Author Topic: Finding Best Sights
David Burch


 - posted April 06, 2003 02:37 PM      Profile for David Burch           Edit/Delete Post 
When asking the PC or especially your calculator to find the best sights from the entire sky, keep in mind that it might take a long time to compute if you have the magnitude limit set to dim stars. This is true even on older PCs, since in some skies with many stars and planets, the program does many many thoudands of computations to come up with the best triads of sights. The best bet is to limit the magniute to 2.0 to start with, or even 1.5 for a quick look. As a rule, you will get all you need with 2.0, and only very rarely will you need to extend to 2.3 or so. If, on the other hand, you choose magnitude 4 (barely visible) then be prepared for a long computation.
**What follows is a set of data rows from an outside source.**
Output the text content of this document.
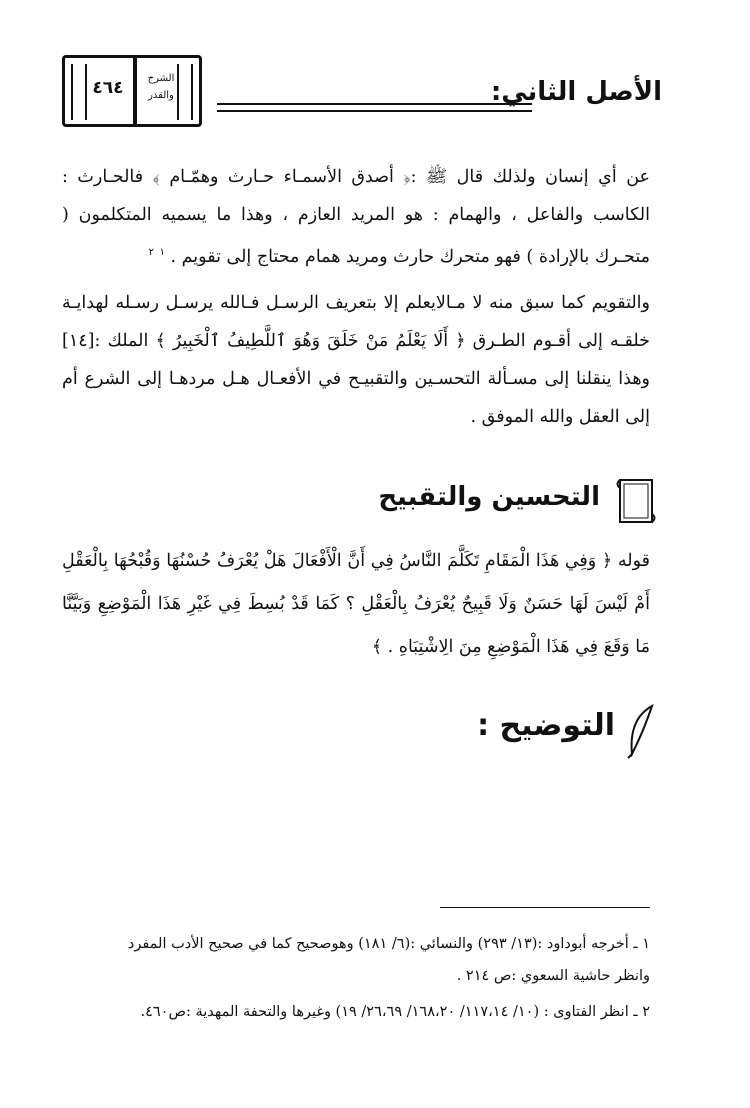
٤٦٤	الشرح
والقدر	الأصل الثاني:
عن أي إنسان ولذلك قال ﷺ :﴿ أصدق الأسمـاء حـارث وهمّـام ﴾ فالحـارث : الكاسب والفاعل ، والهمام : هو المريد العازم ، وهذا ما يسميه المتكلمون ( متحـرك بالإرادة ) فهو متحرك حارث ومريد همام محتاج إلى تقويم . $^١$ $^٢$
والتقويم كما سبق منه لا مـالايعلم إلا بتعريف الرسـل فـالله يرسـل رسـله لهدايـة خلقـه إلى أقـوم الطـرق ﴿ أَلَا يَعْلَمُ مَنْ خَلَقَ وَهُوَ ٱللَّطِيفُ ٱلْخَبِيرُ ﴾ الملك :[١٤] وهذا ينقلنا إلى مسـألة التحسـين والتقبيـح في الأفعـال هـل مردهـا إلى الشرع أم إلى العقل والله الموفق .
التحسين والتقبيح
قوله ﴿ وَفِي هَذَا الْمَقَامِ تَكَلَّمَ النَّاسُ فِي أَنَّ الْأَفْعَالَ هَلْ يُعْرَفُ حُسْنُهَا وَقُبْحُهَا بِالْعَقْلِ أَمْ لَيْسَ لَهَا حَسَنٌ وَلَا قَبِيحٌ يُعْرَفُ بِالْعَقْلِ ؟ كَمَا قَدْ بُسِطَ فِي غَيْرِ هَذَا الْمَوْضِعِ وَبَيَّنَّا مَا وَقَعَ فِي هَذَا الْمَوْضِعِ مِنَ الِاشْتِبَاهِ . ﴾
التوضيح :

١ ـ أخرجه أبوداود :(١٣/ ٢٩٣) والنسائي :(٦/ ١٨١) وهوصحيح كما في صحيح الأدب المفرد

وانظر حاشية السعوي :ص ٢١٤ .

٢ ـ انظر الفتاوى : (١٠/ ١١٧،١٤/ ١٦٨،٢٠/ ٢٦،٦٩/ ١٩) وغيرها والتحفة المهدية :ص٤٦٠.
The location and elevation of the stars can end up contriubting more to the "best choice" than the magnitude does, which accounts for the extra comptuations. Another solution is to go into the best sights settings and change the goodness criteria to add more weight to the brightness, but we would not recommend that. We think we have this set about right for practical use at sea.
From: Starpath, Seattle, WA
David Burch


 - posted April 06, 2003 02:40 PM      Profile for David Burch           Edit/Delete Post 
A symptom of the above issue (ie magnitude set too high), is that the program appears to quit or lock up during Best sights computation. It has not, it is just crunching away as described above.

This is a powerful feature of the StarPilot program; we must just keep in mind what it is doing. There is no cel nav program on the market except StarPilot that can actually figure out what the best sights are for any complete sky. The only comparision would be Pub 249, vol 1, for selected stars only.